われわれがベンチマークテストに使用したモデルは、Surface 3、Surface Pro 3とも上記のモデルとは異なる。Surface 3は、Atom x7(上記モデルと同じ)と2GバイトのRAMを搭載するエントリーモデルを使用。Surface Pro 3は、「Core i5」と8GバイトのRAMを搭載する、よりハイエンドのモデルを使用した。以下では、この2モデルのベンチマーク結果を比較する。この比較は不公平であることは確かだが、両者のパフォーマンスの違いを浮き彫りにできる。
ベンチマークテスト「wPrime」では、プロセッサの性能を比較した(図1)。
ベンチマークテスト「3DMark 11」では、グラフィックスカードの総合的なゲーム性能を計測した(図2)。
バッテリー
Surface 3はバッテリーベンチマーク「Powermark」で、Surface Pro 3を打ち負かした。Powermarkは、システムを酷使した場合のバッテリー持続時間の概算を示す。
ただし、われわれが別途実施したバッテリー消耗テストでは、Surface Pro 3の方がバッテリー持続時間が長かった。このテストは、ディスプレイを最大輝度に設定し、無線LANを介してWebブラウザの「Google Chrome」で動画配信サービス「Netflix」をストリーミングするというもので、ユーザーが最低限期待できるバッテリー持続時間を調べることを目的としている。このテストでSurface Pro 3のバッテリーは5時間持ったが、Surface 3のバッテリーは3時間30分しか持たなかった。

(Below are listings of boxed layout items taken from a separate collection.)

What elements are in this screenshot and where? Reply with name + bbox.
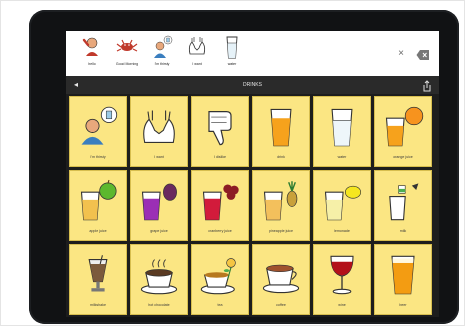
grid-cell-label: milk: [399, 229, 407, 233]
folder-header: ◂ DRINKS: [66, 76, 439, 94]
grid-cell-label: hot chocolate: [148, 303, 170, 307]
thirsty-icon: [81, 106, 118, 145]
folder-title: DRINKS: [243, 82, 262, 88]
thumbs-down-icon: [208, 110, 232, 146]
beer-icon: [391, 255, 415, 295]
pineapple-juice-icon: [263, 181, 298, 221]
grid-cell-label: drink: [277, 155, 285, 159]
hands-icon: [143, 110, 175, 143]
grid-cell-label: grape juice: [150, 229, 168, 233]
backspace-icon: [416, 50, 429, 60]
orange-juice-icon: [385, 106, 424, 147]
grid-cell-thirsty[interactable]: I'm thirsty: [69, 96, 127, 167]
grid-cell-water[interactable]: water: [313, 96, 371, 167]
share-icon: [423, 80, 431, 92]
grid-cell-label: I want: [154, 155, 164, 159]
i-want-icon: [188, 37, 206, 55]
grid-cell-milk[interactable]: milk: [374, 170, 432, 241]
grid-cell-label: coffee: [276, 303, 286, 307]
grid-cell-label: wine: [338, 303, 346, 307]
sentence-word-thirsty[interactable]: I'm thirsty: [146, 34, 178, 72]
sentence-word-label: I want: [192, 62, 202, 66]
water-icon: [226, 36, 238, 59]
sentence-word-hello[interactable]: hello: [76, 34, 108, 72]
symbol-grid: I'm thirsty I want I dislike drink water…: [66, 94, 439, 317]
sentence-word-good-morning[interactable]: Good Morning: [111, 34, 143, 72]
grid-cell-label: lemonade: [334, 229, 350, 233]
cranberry-juice-icon: [202, 184, 239, 221]
sentence-word-i-want[interactable]: I want: [181, 34, 213, 72]
milkshake-icon: [88, 255, 108, 292]
grape-juice-icon: [141, 183, 177, 221]
sentence-word-water[interactable]: water: [216, 34, 248, 72]
grid-cell-apple-juice[interactable]: apple juice: [69, 170, 127, 241]
grid-cell-i-dislike[interactable]: I dislike: [191, 96, 249, 167]
grid-cell-drink[interactable]: drink: [252, 96, 310, 167]
grid-cell-label: milkshake: [90, 303, 106, 307]
apple-juice-icon: [80, 179, 117, 221]
sentence-word-label: hello: [88, 62, 96, 66]
grid-cell-label: cranberry juice: [208, 229, 232, 233]
grid-cell-hot-chocolate[interactable]: hot chocolate: [130, 244, 188, 315]
coffee-icon: [262, 264, 300, 294]
sentence-bar[interactable]: hello Good Morning I'm thirsty I want wa…: [66, 31, 439, 76]
grid-cell-label: I dislike: [214, 155, 226, 159]
grid-cell-cranberry-juice[interactable]: cranberry juice: [191, 170, 249, 241]
grid-cell-label: I'm thirsty: [90, 155, 106, 159]
grid-cell-label: water: [337, 155, 347, 159]
milk-icon: [389, 183, 419, 221]
grid-cell-label: tea: [217, 303, 223, 307]
grid-cell-tea[interactable]: tea: [191, 244, 249, 315]
share-button[interactable]: [422, 79, 432, 92]
grid-cell-label: pineapple juice: [269, 229, 293, 233]
wine-icon: [330, 255, 354, 295]
grid-cell-orange-juice[interactable]: orange juice: [374, 96, 432, 167]
sentence-word-label: water: [227, 62, 237, 66]
grid-cell-coffee[interactable]: coffee: [252, 244, 310, 315]
grid-cell-pineapple-juice[interactable]: pineapple juice: [252, 170, 310, 241]
grid-cell-label: orange juice: [393, 155, 413, 159]
backspace-button[interactable]: [416, 48, 430, 60]
sentence-words: hello Good Morning I'm thirsty I want wa…: [76, 34, 251, 74]
tea-icon: [200, 258, 236, 295]
drink-icon: [270, 108, 292, 147]
grid-cell-beer[interactable]: beer: [374, 244, 432, 315]
hot-chocolate-icon: [140, 259, 178, 295]
clear-button[interactable]: ×: [394, 47, 408, 61]
water-glass-icon: [331, 108, 353, 147]
grid-cell-grape-juice[interactable]: grape juice: [130, 170, 188, 241]
thirsty-icon: [154, 35, 173, 58]
sentence-word-label: Good Morning: [115, 62, 139, 66]
grid-cell-lemonade[interactable]: lemonade: [313, 170, 371, 241]
grid-cell-wine[interactable]: wine: [313, 244, 371, 315]
aac-app-screen: hello Good Morning I'm thirsty I want wa…: [66, 31, 439, 317]
grid-cell-label: beer: [399, 303, 407, 307]
lemonade-icon: [324, 185, 362, 221]
good-morning-icon: [116, 39, 138, 52]
grid-cell-i-want[interactable]: I want: [130, 96, 188, 167]
grid-cell-label: apple juice: [89, 229, 107, 233]
hello-icon: [82, 37, 98, 56]
sentence-word-label: I'm thirsty: [154, 62, 170, 66]
back-button[interactable]: ◂: [70, 79, 82, 91]
grid-cell-milkshake[interactable]: milkshake: [69, 244, 127, 315]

これは奇妙な結果だ。だが、バッテリーの減りが遅いという評判や、両方のタブレットを使った経験から見て、Surface 3の方がバッテリー持続時間が長い。ただし、Surface Pro 3もなかなかのものだ。このクラスの他の端末と比べるとなおさらだ。
価格と構成
Surface Pro 3は以下の構成と価格で提供されている(国内価格は税別)。
- 799ドル(国内では法人向け9万3800円、個人向け10万7800円): Intel Core i3(1.5GHz、Intel HD Graphics 4200)、RAM 4Gバイト、ストレージ64Gバイト
- 999ドル(法人向け11万2800円、個人向け12万6800円): Intel Core i5(1.9GHz、Intel HD Graphics 4400、Turbo Boost使用時最大2.9GHz)、RAM 4Gバイト、ストレージ128Gバイト
- 1149ドル(法人向け14万8800円、個人向け16万2800円): Intel Core i5(1.9GHz、Intel HD Graphics 4400、Turbo Boost使用時最大2.9GHz)、RAM 8Gバイト、ストレージ256Gバイト
- 1549ドル(法人向け18万4800円、個人向け19万8800円): Intel Core i7(1.7GHz、Intel HD Graphics 5000、Turbo Boost使用時最大3.3GHz)、RAM 8Gバイト、ストレージ256Gバイト
- 1949ドル(法人向け22万4800円、個人向け23万8800円): Intel Core i7(1.7GHz 、Intel HD Graphics 5000、Turbo Boost使用時最大3.3GHz)、RAM 8Gバイト、ストレージ512Gバイト
Surface 3の構成と価格は以下の通り(国内価格は税別)。
- 499ドル(法人向け6万8800円): Intel Atom x7-Z8700(1.6GHz、Intel Burst Technologyにより最大2.4GHz)、RAM 2Gバイト、ストレージ64Gバイト
- 599ドル(法人向け7万8800円): Intel Atom x7-Z8700(1.6GHz、Intel Burst Technologyにより最大2.4GHz)、RAM 4Gバイト、ストレージ128Gバイト
以上のモデルは全て無線LAN規格IEEE 802.11a/b/g/n/acでの通信が可能で、Surface 3では近くLTEモデルがリリースされる(国内では、Surface 3の法人向けは上記のWi-Fiモデルに加えてLTEモデルもラインアップされており、価格は64Gバイトモデルが7万8800円、128Gバイトモデルが8万8800円。個人向けはLTEモデルのみで、価格は64Gバイトモデルが8万1800円、128Gバイトモデルが9万1800円)。Surface Pro 3にはLTEモデルはなく、今後も投入予定はない。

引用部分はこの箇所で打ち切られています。